I have a London plane tree that is about 6 years old. It has developed something on the outer leaves of the lower branches. The leaves have white moldy splotches and are curling up. Can you tell me what it is and what to do for it?
That looks like powdery mildew, a common problem for sycamores and their relatives. London plane trees are a hybrid of American native sycamores (which are very susceptible to mildew) and Asian plane trees.
According to UC master gardeners, powdery mildew is a fungal disease. It can become quite common in late summer and autumn, especially if there’s high humidity.
Triple-digit heat usually kills off most powdery mildew infestations, but temperatures this summer were milder than usual. Coupled with recent high humidity, that led to a lot of unwanted white “frosting” on leaves. An outbreak can look like leaves were dusted with powdered sugar, but there’s nothing sweet about this mildew.
Powdery mildew particularly thrives in mild weather with temperatures in the 70s and 80s, making early autumn high time for outbreaks in our area. It tends to attack plants in shady areas, too.
Seemingly overnight, small patches of dusty white “powder” appear on leaves and twigs. The leaves become distorted as the powder builds up. Eventually, the leaves turn yellow and fall.
Within the white patches are black spots that look like pepper. Those are the fungus’ insurance that it can survive the winter. These spore factories survive even on fallen leaves. Those black spots will produce reproductive spores that are distributed by wind. New infections start when the spores land on susceptible plants – such as sycamores and London plane trees. Other plants that often get mildew outbreaks are roses, crape myrtle, begonia, dahlias, mums, zinnias, sunflowers, grapes and lilacs (among many more).
Not all powdery mildew is the same; different species prefer different plants.
Some London plane tree hybrids are resistant to mildew including the Yarwood, Columbia and Liberty varieties.
Treatment of powdery mildew aims at containment. Fungicides need to be applied before any mildew is seen or very early in the outbreak. And a London plane or sycamore tree – which can reach 75 feet tall – may be too big to effectively spray.

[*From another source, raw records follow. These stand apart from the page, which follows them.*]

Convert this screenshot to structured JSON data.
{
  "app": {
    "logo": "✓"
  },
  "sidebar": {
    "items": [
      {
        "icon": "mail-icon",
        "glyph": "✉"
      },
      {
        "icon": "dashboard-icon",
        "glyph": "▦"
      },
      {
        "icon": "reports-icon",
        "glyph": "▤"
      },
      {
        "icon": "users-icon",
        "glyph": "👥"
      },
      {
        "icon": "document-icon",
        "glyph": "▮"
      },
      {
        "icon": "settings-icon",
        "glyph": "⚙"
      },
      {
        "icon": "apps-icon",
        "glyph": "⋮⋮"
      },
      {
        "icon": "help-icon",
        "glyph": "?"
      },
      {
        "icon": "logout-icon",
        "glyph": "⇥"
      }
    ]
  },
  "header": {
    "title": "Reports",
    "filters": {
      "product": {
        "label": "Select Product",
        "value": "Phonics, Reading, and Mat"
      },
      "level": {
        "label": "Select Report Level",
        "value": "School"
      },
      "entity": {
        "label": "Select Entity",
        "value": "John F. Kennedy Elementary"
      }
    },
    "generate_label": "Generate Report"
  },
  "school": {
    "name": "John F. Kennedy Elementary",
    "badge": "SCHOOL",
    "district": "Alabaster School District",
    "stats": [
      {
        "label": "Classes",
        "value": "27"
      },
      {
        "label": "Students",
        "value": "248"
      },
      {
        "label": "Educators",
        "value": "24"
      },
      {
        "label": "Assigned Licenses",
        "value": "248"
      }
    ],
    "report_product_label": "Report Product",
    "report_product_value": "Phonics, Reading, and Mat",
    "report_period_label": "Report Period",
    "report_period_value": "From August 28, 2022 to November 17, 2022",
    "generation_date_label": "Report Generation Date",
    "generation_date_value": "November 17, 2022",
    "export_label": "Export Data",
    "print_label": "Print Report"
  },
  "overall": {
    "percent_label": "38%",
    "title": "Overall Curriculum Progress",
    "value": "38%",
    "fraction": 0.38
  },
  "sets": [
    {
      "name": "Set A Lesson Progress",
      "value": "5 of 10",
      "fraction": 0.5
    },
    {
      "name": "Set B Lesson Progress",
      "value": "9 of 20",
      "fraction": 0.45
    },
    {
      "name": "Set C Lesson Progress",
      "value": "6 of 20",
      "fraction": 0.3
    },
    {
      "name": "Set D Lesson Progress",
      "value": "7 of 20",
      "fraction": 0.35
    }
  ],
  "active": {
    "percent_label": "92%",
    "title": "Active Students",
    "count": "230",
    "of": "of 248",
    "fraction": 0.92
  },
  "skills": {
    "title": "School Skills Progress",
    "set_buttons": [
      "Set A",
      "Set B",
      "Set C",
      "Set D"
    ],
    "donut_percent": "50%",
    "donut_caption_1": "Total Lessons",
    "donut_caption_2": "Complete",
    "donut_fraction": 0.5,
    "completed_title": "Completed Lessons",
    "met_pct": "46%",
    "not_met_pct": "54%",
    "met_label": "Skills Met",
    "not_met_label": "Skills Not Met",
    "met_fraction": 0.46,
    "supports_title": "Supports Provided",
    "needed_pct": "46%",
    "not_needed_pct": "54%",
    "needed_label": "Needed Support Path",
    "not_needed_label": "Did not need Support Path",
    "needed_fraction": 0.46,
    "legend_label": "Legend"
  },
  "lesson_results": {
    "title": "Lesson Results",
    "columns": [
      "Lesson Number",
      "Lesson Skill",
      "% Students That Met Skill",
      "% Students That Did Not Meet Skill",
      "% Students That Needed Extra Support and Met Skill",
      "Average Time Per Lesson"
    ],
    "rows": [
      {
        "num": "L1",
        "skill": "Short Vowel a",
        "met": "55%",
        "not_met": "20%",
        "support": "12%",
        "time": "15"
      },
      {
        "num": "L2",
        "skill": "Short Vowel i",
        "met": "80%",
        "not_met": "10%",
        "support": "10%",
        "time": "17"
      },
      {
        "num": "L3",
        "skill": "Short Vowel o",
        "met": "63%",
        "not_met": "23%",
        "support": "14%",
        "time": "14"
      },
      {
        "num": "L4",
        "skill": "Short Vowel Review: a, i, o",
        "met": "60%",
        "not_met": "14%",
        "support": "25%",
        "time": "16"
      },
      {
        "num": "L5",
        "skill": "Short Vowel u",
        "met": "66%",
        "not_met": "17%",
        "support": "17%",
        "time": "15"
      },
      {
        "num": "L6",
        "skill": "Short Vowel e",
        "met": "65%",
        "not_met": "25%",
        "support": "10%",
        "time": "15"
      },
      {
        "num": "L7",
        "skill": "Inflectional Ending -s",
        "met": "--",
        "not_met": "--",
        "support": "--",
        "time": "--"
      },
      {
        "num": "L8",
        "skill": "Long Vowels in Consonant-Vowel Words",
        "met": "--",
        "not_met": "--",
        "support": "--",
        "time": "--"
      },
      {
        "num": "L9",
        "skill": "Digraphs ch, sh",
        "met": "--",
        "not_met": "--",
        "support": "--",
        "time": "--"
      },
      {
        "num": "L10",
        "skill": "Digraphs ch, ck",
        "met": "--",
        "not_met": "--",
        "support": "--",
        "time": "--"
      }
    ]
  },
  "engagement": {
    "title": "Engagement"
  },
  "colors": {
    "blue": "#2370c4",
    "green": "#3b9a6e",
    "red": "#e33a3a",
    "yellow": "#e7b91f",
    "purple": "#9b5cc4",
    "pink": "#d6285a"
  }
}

The good news: Powdery mildew rarely does significant damage to London plane and sycamore trees. The leaf damage is mostly aesthetic. The infected leaves will eventually whither and fall off. The important thing to remember: Pick them up and discard them – or the mildew will come back next spring.
To prevent a return of this fungi, make sure to thoroughly clean up after your tree this winter. After the tree drops all its leaves, rake them up and discard. Also, change out any mulch under the tree; more mildew spore factories may be lurking in that old mulch.
For more tips on powdery mildew, check out Pest Note 7493, “Powdery Mildew on Ornamentals,” on the University of California’s Integrated Pest Management website, www.ipm.ucdavis.edu. This pest note is also available by mail. Send a stamped self-addressed, business-size envelope to: Pest Note 7493, UC Cooperative Extension, 4145 Branch Center Road, Sacramento, CA 95827-3823.